Pendant tout ce temps, ce fut en champion du Pape et en vengeur des injures de l'Église Romaine que se posa le roi Philippe.
Il est vrai que Lord Howard et bien d'autres gentilshommes de l'ancienne religion se battirent bravement contre les Castillans, mais il était impossible au peuple d'oublier que la Réforme avait été le drapeau sous lequel il avait triomphé, et que le Pape avait donné sa bénédiction à nos ennemis.
Puis, ce fut la tentative cruelle et insensée que fit Marie pour imposer une croyance qui n'avait plus nos sympathies, et aussitôt après elle, une autre grande Puissance catholique du continent menaça nos libertés.
La force croissante de la France provoqua en Angleterre une hostilité proportionnelle au Papisme, hostilité qui atteignit son plus haut degré, lorsque vers l'époque de mon récit, Louis XIV nous menaça d'une invasion, et cela au moment même ou la Révocation de l'Édit de Nantes mettait en lumière son esprit d'intolérance à l'égard de la doctrine qui nous était chère.

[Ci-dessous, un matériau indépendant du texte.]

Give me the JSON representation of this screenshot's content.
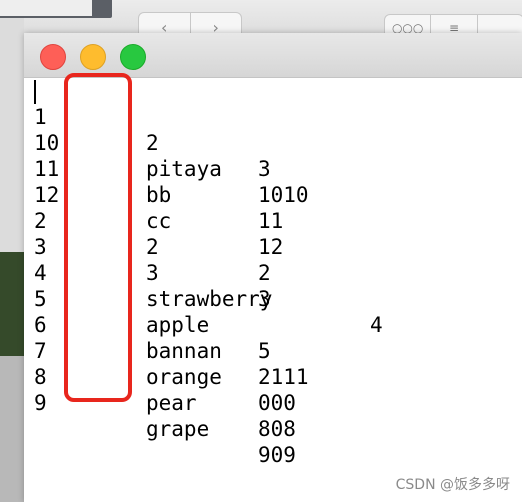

L'étroit Protestantisme de l'Angleterre était moins un sentiment religieux qu'une réponse patriotique à la bigoterie agressive de ses ennemis.
Nos compatriotes catholiques étaient impopulaires, non pas tant parce qu'ils croyaient à la Transsubstantiation qu'à raison de ce qu'ils étaient injustement soupçonnés de pactiser avec l'Empereur ou avec le Roi de France.
Maintenant que nos victoires ont fait disparaître toute crainte d'une attaque, nous avons heureusement renoncé à cette âpre haine religieuse sans laquelle les mensonges d'Oates et de Dangerfield auraient été vains.
Au temps de ma jeunesse, des causes particulières avaient enflammé cette hostilité et l'avaient rendue d'autant plus âcre qu'il s'y mêlait un grain d'effroi.
Aussi longtemps que les catholiques furent à l'état d'obscure faction, on put les négliger mais vers la fin du règne de Charles II, lorsqu'il parut absolument certain qu'une dynastie catholique allait monter sur le trône, que le catholicisme serait la religion de la Cour et l'échelle pour monter aux dignités, on sentit que le jour approchait où il tirerait vengeance de ceux qui l'avaient foulé aux pieds dans le temps où il était sans défense.
L'Église d'Angleterre qui a besoin du Roi comme l'arc de sa clef; la noblesse dont les domaines et les coffres s'étaient enrichis du pillage des abbayes; la populace chez qui les notions au sujet du papisme étaient associées à celles d'instruments de torture, du martyrologe de Fox, ne fut pas moins troublées.